The problem is easier to handle in the asymptotic sense. Without requirement 2, the number is asymptotically $$ \frac{(3n)!}{6^{2n}}\exp\Bigl(2 - \frac{2}{9n} + O(n^{-2})\Bigr),$$ see this paper.

With requirement 2, counting equivalence classes, the key thing to note is that asymptotically almost all of them have only trivial symmetry group, so asymptotically you can divide by $(n!)^2$. See this paper.

For small sizes, starting with $n=1$, I get 1, 2, 5, 12, 31, 103, 383, 1731, 9273, 57563, 406465. This sequence is OEIS A232215 but its a bit hard to see that given the non-combinatorial description.

http://oeis.org/A001501 has an enumeration of binary matrices with row and column sums equal to 3. If n is the order of the matrix, the count grows like n^{3n}. You want classes up to row and column permutations, so your number will grow like n^n.

There are some details to handle, but most of your cases reduce to the following.
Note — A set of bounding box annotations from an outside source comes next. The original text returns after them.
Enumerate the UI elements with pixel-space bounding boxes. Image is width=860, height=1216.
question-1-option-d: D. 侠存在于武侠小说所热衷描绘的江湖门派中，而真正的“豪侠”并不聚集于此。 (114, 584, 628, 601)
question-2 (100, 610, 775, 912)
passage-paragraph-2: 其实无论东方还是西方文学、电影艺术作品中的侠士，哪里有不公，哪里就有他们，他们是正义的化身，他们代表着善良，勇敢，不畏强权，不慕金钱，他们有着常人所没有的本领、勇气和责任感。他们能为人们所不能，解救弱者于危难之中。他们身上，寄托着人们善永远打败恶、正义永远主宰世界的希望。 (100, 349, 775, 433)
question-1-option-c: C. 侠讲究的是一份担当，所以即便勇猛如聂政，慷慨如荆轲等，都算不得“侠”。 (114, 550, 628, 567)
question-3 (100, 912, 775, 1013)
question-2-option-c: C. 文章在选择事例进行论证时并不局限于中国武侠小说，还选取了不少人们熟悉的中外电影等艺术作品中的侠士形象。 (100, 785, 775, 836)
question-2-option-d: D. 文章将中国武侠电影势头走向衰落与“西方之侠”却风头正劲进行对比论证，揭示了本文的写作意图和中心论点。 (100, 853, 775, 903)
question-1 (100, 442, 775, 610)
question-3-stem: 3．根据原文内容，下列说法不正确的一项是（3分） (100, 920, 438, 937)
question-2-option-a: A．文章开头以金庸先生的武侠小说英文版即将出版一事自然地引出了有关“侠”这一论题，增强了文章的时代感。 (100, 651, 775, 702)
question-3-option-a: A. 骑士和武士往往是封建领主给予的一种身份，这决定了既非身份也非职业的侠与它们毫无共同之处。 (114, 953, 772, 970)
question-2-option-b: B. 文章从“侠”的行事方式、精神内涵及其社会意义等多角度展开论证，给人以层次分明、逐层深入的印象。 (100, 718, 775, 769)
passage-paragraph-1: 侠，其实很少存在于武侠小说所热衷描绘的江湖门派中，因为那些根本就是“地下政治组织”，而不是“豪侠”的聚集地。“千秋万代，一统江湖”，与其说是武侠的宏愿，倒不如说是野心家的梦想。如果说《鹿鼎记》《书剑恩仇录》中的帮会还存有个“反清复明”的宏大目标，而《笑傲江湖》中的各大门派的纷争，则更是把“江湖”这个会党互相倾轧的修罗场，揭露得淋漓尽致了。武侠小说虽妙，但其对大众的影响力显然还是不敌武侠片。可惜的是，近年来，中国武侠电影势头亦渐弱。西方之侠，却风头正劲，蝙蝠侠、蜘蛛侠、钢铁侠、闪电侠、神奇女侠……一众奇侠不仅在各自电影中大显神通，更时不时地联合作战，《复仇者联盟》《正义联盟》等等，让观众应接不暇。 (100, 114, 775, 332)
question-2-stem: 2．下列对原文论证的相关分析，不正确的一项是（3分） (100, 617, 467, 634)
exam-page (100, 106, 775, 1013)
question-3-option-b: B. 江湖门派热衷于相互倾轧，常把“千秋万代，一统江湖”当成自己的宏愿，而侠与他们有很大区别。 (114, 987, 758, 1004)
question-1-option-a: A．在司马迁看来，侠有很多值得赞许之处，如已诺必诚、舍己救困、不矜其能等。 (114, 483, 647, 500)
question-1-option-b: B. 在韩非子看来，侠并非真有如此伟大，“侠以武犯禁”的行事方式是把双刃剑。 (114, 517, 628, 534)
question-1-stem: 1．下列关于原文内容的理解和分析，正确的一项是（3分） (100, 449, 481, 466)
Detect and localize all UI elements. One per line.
Such a matrix will be equivalent to one with t 3's on the diagonal, s 2x2 diagonal blocks with 2's and 1's, r more 2's on the diagonal with parallel offset diagonals having 1's, and a remaining block of size qxq with q=n-(t+2s+r), and this block is like one of your matrices but it is binary, and unless r is small you can arrange r zeros on the upper diagonal. When you flip those r diagonal entries from 0 to 1, the qxq block is like one of the matrices enumerated by the OEIS sequence above. So an upper bound will be of order n^{n+3} or smaller. A professional combinatorialist can tighten up the bound for you.

Gerhard "Doesn't Need To Be Professional" Paseman, 2016.10.11.